The Federal Bureau of Investigation (FBI) and other federal agencies have not taken any specific actions to address the rise in racist attacks and discrimination, although several state and local governments have set up hotlines and directed authorities to investigate cases of attacks or discrimination.

United Kingdom

Several violent attacks against people of Asian descent were reported when the Covid-19 outbreak began in the UK in February, including several physical attacks or beatings.
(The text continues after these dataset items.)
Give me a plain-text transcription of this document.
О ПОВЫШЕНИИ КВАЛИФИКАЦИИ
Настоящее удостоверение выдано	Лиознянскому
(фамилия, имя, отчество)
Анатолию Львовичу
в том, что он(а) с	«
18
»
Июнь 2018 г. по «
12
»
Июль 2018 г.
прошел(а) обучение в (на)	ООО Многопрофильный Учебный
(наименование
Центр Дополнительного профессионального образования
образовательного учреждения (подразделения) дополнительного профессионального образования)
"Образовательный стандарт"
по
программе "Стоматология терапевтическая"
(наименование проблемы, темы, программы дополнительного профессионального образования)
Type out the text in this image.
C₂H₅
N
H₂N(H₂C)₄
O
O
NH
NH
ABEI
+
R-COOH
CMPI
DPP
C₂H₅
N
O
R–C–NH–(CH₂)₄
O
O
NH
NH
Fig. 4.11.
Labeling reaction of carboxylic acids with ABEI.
In early May, Sky News reported that data it had obtained through Freedom of Information requests to various regional UK police forces showed at least 267 anti-Asian hate crimes recorded across the country between January and March. In many jurisdictions, the figures for the first three months of 2020 were higher than all of 2018 or 2019. The figures from the British Transport Police between January and March, for instance, showed anti-Asian (or “anti-Chinese”) hate crime incidents matching the total number of complaints during all of 2019.

Stop Hate UK, an anti-racism group, reported in March that it had received increasing numbers of calls or reports of “racism, discrimination, and verbal abuse, arising from perceptions that they are members of the Chinese community.”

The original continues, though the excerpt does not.